Holman, on the other hand, said he found the card in a bag discarded in a ditch, prompting a raid on his home by fellow officers – during which they a pair of gold horseshoe earrings, along with jewelry stolen from another woman during a burglary earlier that year.
Afterwards, Jeschke’s father came forward and claimed he recognized the earrings as a pair he had bought for his daughter, but the investigation into Holman still ended abruptly four days later.
Many of these details, officials said Friday, were later discovered and never given to Hemme’s lawyers — enough to classify it as a miscarriage of justice more than 40 years after the case made headlines.
It started on November 13, 1980, when Jeschke failed to show up for work, causing her mother to climb through her locker window and discover her naked body surrounded by blood.
Her hands were tied behind her back with a telephone cord and tights wrapped around her throat, with a freshly used knife under her head.
A search for the librarian’s killers followed, with Hemme emerging as a suspect within two weeks.
She had been released from a psychiatric hospital the day before Jeschke’s body was found and showed up almost two weeks later at the home of a nurse who once treated her, holding a knife and refusing to leave.
Police at that point found her in a closet and took her back to St. Joseph’s Hospital, where she would soon become a suspect.
“The only evidence linking Ms. Hemme to the crime was that of her own inconsistent, refuted statements, statements made while she was in a psychiatric crisis and in physical pain,” Judge Ryan Horsman said in handing down his decision . In contrast, he added, “the evidence is directly linked [then-police officer Michael] Holman for this crime and murder’
Citing the timing of these hospitalizations, police began interrogating Hemme while she was being bombarded with antipsychotic drugs.
This, her lawyers pointed out, was the latest in a series of hospital admissions that began when Hemme began hearing voices at the age of 12 and police noticed that she appeared “mentally confused” and was not fully able to understand their questions at the time.

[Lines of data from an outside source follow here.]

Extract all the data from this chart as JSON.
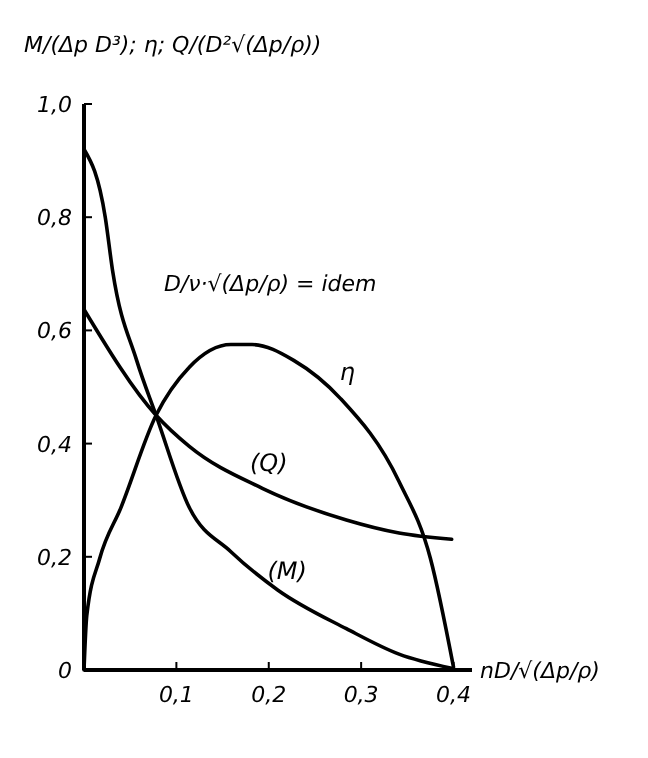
{
  "chart_data": {
    "type": "line",
    "ylabel": "M/(Δp D³); η; Q/(D²√(Δp/ρ))",
    "xlabel": "nD/√(Δp/ρ)",
    "xlim": [
      0,
      0.42
    ],
    "ylim": [
      0,
      1.0
    ],
    "xticks": [
      {
        "value": 0.1,
        "label": "0,1"
      },
      {
        "value": 0.2,
        "label": "0,2"
      },
      {
        "value": 0.3,
        "label": "0,3"
      },
      {
        "value": 0.4,
        "label": "0,4"
      }
    ],
    "yticks": [
      0,
      {
        "value": 0.2,
        "label": "0,2"
      },
      {
        "value": 0.4,
        "label": "0,4"
      },
      {
        "value": 0.6,
        "label": "0,6"
      },
      {
        "value": 0.8,
        "label": "0,8"
      },
      {
        "value": 1.0,
        "label": "1,0"
      }
    ],
    "annotations": [
      "D/ν·√(Δp/ρ) = idem"
    ],
    "legend": false,
    "grid": false,
    "marker": "none",
    "line_style": "solid",
    "series": [
      {
        "name": "η",
        "color": "#000000",
        "x": [
          0,
          0.003,
          0.017,
          0.04,
          0.078,
          0.114,
          0.159,
          0.182,
          0.227,
          0.278,
          0.341,
          0.375,
          0.4
        ],
        "values": [
          0,
          0.096,
          0.197,
          0.287,
          0.45,
          0.535,
          0.575,
          0.575,
          0.547,
          0.479,
          0.333,
          0.197,
          0.005
        ]
      },
      {
        "name": "(Q)",
        "color": "#000000",
        "x": [
          0,
          0.078,
          0.114,
          0.193,
          0.284,
          0.341,
          0.398
        ],
        "values": [
          0.637,
          0.45,
          0.395,
          0.321,
          0.265,
          0.242,
          0.231
        ]
      },
      {
        "name": "(M)",
        "color": "#000000",
        "x": [
          0,
          0.023,
          0.031,
          0.057,
          0.078,
          0.114,
          0.159,
          0.21,
          0.284,
          0.341,
          0.398
        ],
        "values": [
          0.92,
          0.8,
          0.705,
          0.547,
          0.45,
          0.287,
          0.209,
          0.141,
          0.073,
          0.028,
          0.003
        ]
      }
    ]
  }
}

“Each time police retrieved a statement from Ms. Hemme, it changed dramatically from the previous one, often including statements for facts police had recently discovered,” her attorneys wrote.
Ultimately, she claimed to have seen a man named Joseph Wabski kill Jeschke, after meeting Wabski while they were staying in the state hospital’s detoxification unit at the same time.

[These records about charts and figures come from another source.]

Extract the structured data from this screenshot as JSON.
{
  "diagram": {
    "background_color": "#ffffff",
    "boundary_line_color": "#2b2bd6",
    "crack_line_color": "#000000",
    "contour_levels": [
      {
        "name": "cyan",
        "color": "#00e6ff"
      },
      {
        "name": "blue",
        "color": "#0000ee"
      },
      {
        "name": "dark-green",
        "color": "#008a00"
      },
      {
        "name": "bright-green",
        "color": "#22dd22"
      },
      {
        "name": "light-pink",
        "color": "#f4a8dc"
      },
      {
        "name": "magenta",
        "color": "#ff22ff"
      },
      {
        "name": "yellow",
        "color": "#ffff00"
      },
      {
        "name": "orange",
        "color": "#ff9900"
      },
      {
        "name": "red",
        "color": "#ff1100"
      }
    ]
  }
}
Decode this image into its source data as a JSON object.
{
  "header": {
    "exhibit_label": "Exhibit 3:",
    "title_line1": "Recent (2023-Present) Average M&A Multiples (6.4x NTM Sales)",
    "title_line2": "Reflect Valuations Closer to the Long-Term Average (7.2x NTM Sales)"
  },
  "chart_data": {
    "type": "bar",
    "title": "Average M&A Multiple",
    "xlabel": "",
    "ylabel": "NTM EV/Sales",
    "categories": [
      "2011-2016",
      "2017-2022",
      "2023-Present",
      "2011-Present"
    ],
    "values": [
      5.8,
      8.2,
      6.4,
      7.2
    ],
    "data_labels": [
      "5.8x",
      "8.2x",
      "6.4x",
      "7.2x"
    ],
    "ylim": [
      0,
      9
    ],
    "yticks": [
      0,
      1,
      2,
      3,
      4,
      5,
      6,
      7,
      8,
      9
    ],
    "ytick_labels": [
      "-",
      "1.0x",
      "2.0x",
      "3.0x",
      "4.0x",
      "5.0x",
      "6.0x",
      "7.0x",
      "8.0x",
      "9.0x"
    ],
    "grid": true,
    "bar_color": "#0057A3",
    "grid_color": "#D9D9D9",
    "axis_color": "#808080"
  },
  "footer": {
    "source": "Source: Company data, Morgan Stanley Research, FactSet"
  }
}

He was quickly charged with murder, but prosecutors dropped the case within days when they learned he was at an alcohol treatment center in Topeka, Kansas, at the time.
When Hemme heard this, she cried and she was the only killer – right around the time the police started investigating Holman.

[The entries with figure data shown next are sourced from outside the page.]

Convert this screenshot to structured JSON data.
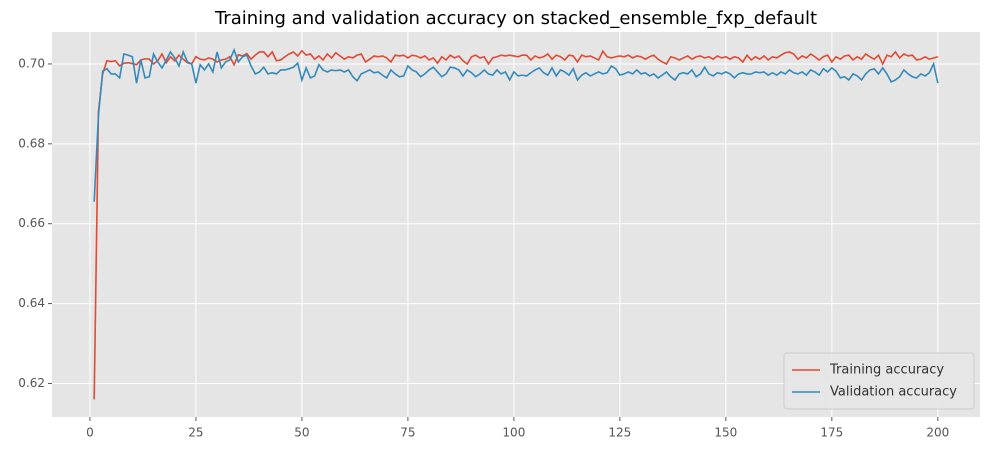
{
  "chart_data": {
    "type": "line",
    "title": "Training and validation accuracy on stacked_ensemble_fxp_default",
    "x": [
      1,
      2,
      3,
      4,
      5,
      6,
      7,
      8,
      9,
      10,
      11,
      12,
      13,
      14,
      15,
      16,
      17,
      18,
      19,
      20,
      21,
      22,
      23,
      24,
      25,
      26,
      27,
      28,
      29,
      30,
      31,
      32,
      33,
      34,
      35,
      36,
      37,
      38,
      39,
      40,
      41,
      42,
      43,
      44,
      45,
      46,
      47,
      48,
      49,
      50,
      51,
      52,
      53,
      54,
      55,
      56,
      57,
      58,
      59,
      60,
      61,
      62,
      63,
      64,
      65,
      66,
      67,
      68,
      69,
      70,
      71,
      72,
      73,
      74,
      75,
      76,
      77,
      78,
      79,
      80,
      81,
      82,
      83,
      84,
      85,
      86,
      87,
      88,
      89,
      90,
      91,
      92,
      93,
      94,
      95,
      96,
      97,
      98,
      99,
      100,
      101,
      102,
      103,
      104,
      105,
      106,
      107,
      108,
      109,
      110,
      111,
      112,
      113,
      114,
      115,
      116,
      117,
      118,
      119,
      120,
      121,
      122,
      123,
      124,
      125,
      126,
      127,
      128,
      129,
      130,
      131,
      132,
      133,
      134,
      135,
      136,
      137,
      138,
      139,
      140,
      141,
      142,
      143,
      144,
      145,
      146,
      147,
      148,
      149,
      150,
      151,
      152,
      153,
      154,
      155,
      156,
      157,
      158,
      159,
      160,
      161,
      162,
      163,
      164,
      165,
      166,
      167,
      168,
      169,
      170,
      171,
      172,
      173,
      174,
      175,
      176,
      177,
      178,
      179,
      180,
      181,
      182,
      183,
      184,
      185,
      186,
      187,
      188,
      189,
      190,
      191,
      192,
      193,
      194,
      195,
      196,
      197,
      198,
      199,
      200
    ],
    "series": [
      {
        "name": "Training accuracy",
        "color": "#E24A33",
        "values": [
          0.616,
          0.688,
          0.6975,
          0.7008,
          0.7006,
          0.7008,
          0.6995,
          0.7002,
          0.7003,
          0.7001,
          0.6998,
          0.701,
          0.7013,
          0.7012,
          0.7,
          0.7008,
          0.7025,
          0.7003,
          0.7018,
          0.7008,
          0.7022,
          0.7012,
          0.7003,
          0.7,
          0.7018,
          0.7012,
          0.701,
          0.7015,
          0.7012,
          0.7005,
          0.701,
          0.7012,
          0.7018,
          0.6998,
          0.7023,
          0.702,
          0.7026,
          0.7012,
          0.7022,
          0.703,
          0.703,
          0.7018,
          0.703,
          0.7008,
          0.701,
          0.7018,
          0.7025,
          0.703,
          0.702,
          0.7033,
          0.7022,
          0.7025,
          0.7012,
          0.702,
          0.701,
          0.7025,
          0.7015,
          0.7028,
          0.702,
          0.7012,
          0.7018,
          0.7015,
          0.7022,
          0.7025,
          0.7005,
          0.7012,
          0.702,
          0.7018,
          0.702,
          0.7015,
          0.7005,
          0.7022,
          0.702,
          0.7022,
          0.7015,
          0.7022,
          0.702,
          0.7015,
          0.702,
          0.701,
          0.7015,
          0.7002,
          0.7018,
          0.701,
          0.7022,
          0.7015,
          0.702,
          0.7008,
          0.7,
          0.7018,
          0.7022,
          0.7015,
          0.7018,
          0.7,
          0.7015,
          0.7018,
          0.7022,
          0.702,
          0.7022,
          0.702,
          0.7018,
          0.7022,
          0.7022,
          0.701,
          0.702,
          0.7015,
          0.7018,
          0.7025,
          0.7012,
          0.7022,
          0.7018,
          0.701,
          0.7022,
          0.702,
          0.7005,
          0.7022,
          0.7018,
          0.702,
          0.7015,
          0.701,
          0.7032,
          0.7018,
          0.7015,
          0.7018,
          0.702,
          0.7018,
          0.7022,
          0.7015,
          0.702,
          0.7018,
          0.7012,
          0.7018,
          0.7022,
          0.7012,
          0.7005,
          0.7,
          0.7018,
          0.7015,
          0.701,
          0.7015,
          0.702,
          0.7012,
          0.7018,
          0.702,
          0.7015,
          0.7018,
          0.7012,
          0.702,
          0.7015,
          0.7018,
          0.7012,
          0.7018,
          0.7015,
          0.7005,
          0.7022,
          0.701,
          0.7018,
          0.7012,
          0.702,
          0.701,
          0.7018,
          0.7015,
          0.7022,
          0.7028,
          0.703,
          0.7025,
          0.7012,
          0.702,
          0.7015,
          0.7025,
          0.7018,
          0.701,
          0.7018,
          0.7022,
          0.7005,
          0.7018,
          0.7012,
          0.702,
          0.7022,
          0.701,
          0.7018,
          0.7012,
          0.7025,
          0.7018,
          0.7012,
          0.7022,
          0.7,
          0.7022,
          0.7018,
          0.703,
          0.7015,
          0.7025,
          0.702,
          0.7022,
          0.701,
          0.7012,
          0.7018,
          0.7012,
          0.7015,
          0.7018
        ]
      },
      {
        "name": "Validation accuracy",
        "color": "#348ABD",
        "values": [
          0.6655,
          0.687,
          0.6982,
          0.6988,
          0.6975,
          0.6975,
          0.6965,
          0.7025,
          0.7022,
          0.7018,
          0.6952,
          0.701,
          0.6965,
          0.6968,
          0.7025,
          0.7005,
          0.699,
          0.701,
          0.703,
          0.7015,
          0.6995,
          0.703,
          0.7005,
          0.7,
          0.6952,
          0.6998,
          0.6985,
          0.7,
          0.698,
          0.703,
          0.699,
          0.7005,
          0.701,
          0.7035,
          0.7005,
          0.7018,
          0.7022,
          0.6995,
          0.6975,
          0.698,
          0.6992,
          0.6975,
          0.6978,
          0.6975,
          0.6985,
          0.6985,
          0.6988,
          0.6992,
          0.7002,
          0.696,
          0.699,
          0.6965,
          0.697,
          0.6998,
          0.6985,
          0.698,
          0.6985,
          0.6983,
          0.6985,
          0.698,
          0.6985,
          0.6968,
          0.6958,
          0.6975,
          0.698,
          0.6985,
          0.6978,
          0.698,
          0.6972,
          0.6965,
          0.6985,
          0.6975,
          0.6968,
          0.697,
          0.6995,
          0.6985,
          0.698,
          0.6968,
          0.6975,
          0.6985,
          0.6992,
          0.698,
          0.6968,
          0.6975,
          0.6992,
          0.699,
          0.6985,
          0.697,
          0.6985,
          0.6978,
          0.6968,
          0.6975,
          0.6985,
          0.6975,
          0.6972,
          0.6985,
          0.6975,
          0.698,
          0.696,
          0.698,
          0.697,
          0.6972,
          0.697,
          0.6978,
          0.6985,
          0.699,
          0.6978,
          0.6972,
          0.699,
          0.697,
          0.6985,
          0.698,
          0.6972,
          0.6988,
          0.696,
          0.6972,
          0.6978,
          0.697,
          0.6975,
          0.698,
          0.6975,
          0.6978,
          0.6995,
          0.6988,
          0.6972,
          0.6975,
          0.698,
          0.6975,
          0.6985,
          0.6975,
          0.6978,
          0.697,
          0.6975,
          0.6965,
          0.6972,
          0.698,
          0.6968,
          0.696,
          0.6975,
          0.6978,
          0.6975,
          0.6985,
          0.6968,
          0.6975,
          0.6992,
          0.6975,
          0.697,
          0.6978,
          0.6975,
          0.698,
          0.6975,
          0.6965,
          0.6975,
          0.6978,
          0.6975,
          0.6975,
          0.698,
          0.6978,
          0.698,
          0.6972,
          0.6978,
          0.6972,
          0.698,
          0.6975,
          0.6985,
          0.6978,
          0.6975,
          0.698,
          0.6972,
          0.6985,
          0.698,
          0.6972,
          0.6988,
          0.698,
          0.699,
          0.6982,
          0.6965,
          0.6968,
          0.696,
          0.6975,
          0.697,
          0.696,
          0.6975,
          0.6985,
          0.6988,
          0.6975,
          0.699,
          0.6975,
          0.6955,
          0.696,
          0.6968,
          0.6985,
          0.6975,
          0.6968,
          0.6965,
          0.6975,
          0.697,
          0.6978,
          0.7,
          0.6952
        ]
      }
    ],
    "xlim": [
      -8.95,
      209.95
    ],
    "xticks": [
      0,
      25,
      50,
      75,
      100,
      125,
      150,
      175,
      200
    ],
    "ylim": [
      0.6116,
      0.708
    ],
    "yticks": [
      0.62,
      0.64,
      0.66,
      0.68,
      {
        "value": 0.7,
        "label": "0.70"
      }
    ],
    "grid": true,
    "legend": "lower right"
  }
}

However, he was released and was only fired, while prosecutors continued their case against Hemme.
While doing so, police exploited her mental illness and forced her to make false statements while taking medications intended to treat a psychotic condition, the lawyer said. Hemme is seen here in a Missouri Department of Corrections booking photo
While imprisoned awaiting trial, she wrote to her parents on Christmas Day 1980: “Even though I’m innocent, they want to lock someone up so they can say the case is solved.” She said she might as well change her plea to guilty.
“Let it end,” she added at the time. ‘I’m tired.’
The following spring, she agreed to plead guilty to murder in exchange for eliminating the death penalty.
Her attorneys presented these errors regarding the case a year and a half ago, after which the Missouri Court of Appeals scheduled an evidentiary hearing for January 16, 2024.
The hearing lasted three days. in which former detective Steven Fueston stated that he stopped one of Hemme’s police interrogations because “she didn’t seem entirely coherent”
Horshman, in turn, made his statement Friday, reprimanding the department.
Larry Harman, a local judge who helped Hemme dismiss her initial guilty plea, said in the petition that he believed she was innocent.
“The system,” he said, “failed her at every opportunity.”
The decision to release or retry her will be made within the next 30 days.